“Running is not about how far you go, but how far you’ve come.” - Bart Yasso
Twenty years ago, I failed at running my first 5k. Sure I finished, but by my account (and probably some others as well), it was a failure. It took me 14 years to overcome that failure and sign up for another race.
And just this fall, I succeeded at finishing my first 50k Ultra Marathon.

My twenty-year running journey started at the beginning of June 2003, just before I started dating my now husband, and about two months prior to when I moved to Washington, D.C. to start my career. Coincidence? Maybe…
“Have you always been a runner?”
I get this question a lot. I think that people see the races and distances I am running and assume that I ran in high school and college and have continued into adulthood. But the answer is an unequivocal “No.”
There are a lot of times when it was solidified in my young brain that I was a lot of things – but one of those things was never “athlete.”
I was in the marching band, I got good grades, I sang, but I did not do sports. My only hope in school when the class was split to play softball or kickball was that I could be a captain, so I wasn’t picked last.

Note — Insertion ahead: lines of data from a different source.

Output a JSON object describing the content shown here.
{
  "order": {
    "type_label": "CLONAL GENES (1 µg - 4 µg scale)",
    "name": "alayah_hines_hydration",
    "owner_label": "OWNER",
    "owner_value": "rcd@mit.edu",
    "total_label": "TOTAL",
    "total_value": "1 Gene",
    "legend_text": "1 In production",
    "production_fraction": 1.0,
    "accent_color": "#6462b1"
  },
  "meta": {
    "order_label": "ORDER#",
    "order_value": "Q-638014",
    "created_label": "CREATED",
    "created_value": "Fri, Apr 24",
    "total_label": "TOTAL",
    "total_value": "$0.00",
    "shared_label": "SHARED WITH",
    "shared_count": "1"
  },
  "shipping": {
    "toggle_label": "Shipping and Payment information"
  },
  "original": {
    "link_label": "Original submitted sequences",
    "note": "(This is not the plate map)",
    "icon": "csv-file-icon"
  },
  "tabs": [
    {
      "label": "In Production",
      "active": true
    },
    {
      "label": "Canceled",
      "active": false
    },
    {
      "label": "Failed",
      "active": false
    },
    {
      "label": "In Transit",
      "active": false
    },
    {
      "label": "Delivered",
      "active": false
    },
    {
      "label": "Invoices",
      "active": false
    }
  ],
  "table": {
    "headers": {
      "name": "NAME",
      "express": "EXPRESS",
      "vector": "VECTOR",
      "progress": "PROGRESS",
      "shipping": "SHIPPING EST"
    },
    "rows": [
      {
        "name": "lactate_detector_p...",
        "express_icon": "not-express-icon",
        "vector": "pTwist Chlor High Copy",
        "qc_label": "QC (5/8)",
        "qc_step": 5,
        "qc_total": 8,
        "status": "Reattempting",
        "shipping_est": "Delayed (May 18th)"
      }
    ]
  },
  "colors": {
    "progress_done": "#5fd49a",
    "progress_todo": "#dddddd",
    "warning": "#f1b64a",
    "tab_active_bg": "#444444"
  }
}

Be that as it may, I also have an unhealthy amount of self-efficacy. I’ll debate in a later post whether this is nature or nurture, but the long and short of it is that when I had the opportunity in 2003 to join colleagues for the Race for the Cure 5k in DC, I thought, “how hard can it be?”
How hard can it be? It was an epic disaster. I didn’t know how to train, I didn’t actually know any other runners who could help me, I didn’t really know how to ask for help. My training consisted of running a couple days a week from my apartment down the block and back. I had no idea what that distance was at the time. (I’ve since looked it up - It was less than half a mile.)
My hubris got in the way and the result was that I could not walk the next day.
I think that I ate an entire humble pie by myself that day. So much so that I did not lace up my running shoes for another seven years (did I even have running shoes then?). Remember, it would still be another seven years after that I would finally digest that humble pie enough to even consider signing up for another race.
Running was hard for me. Working up to a 5k when I finally did it in a way that worked was still hard for me. And I am so glad that I kept returning to this sport. I have gained so much more wisdom about myself, as a runner, a leader and about what’s important in life than I could have ever imagined was possible.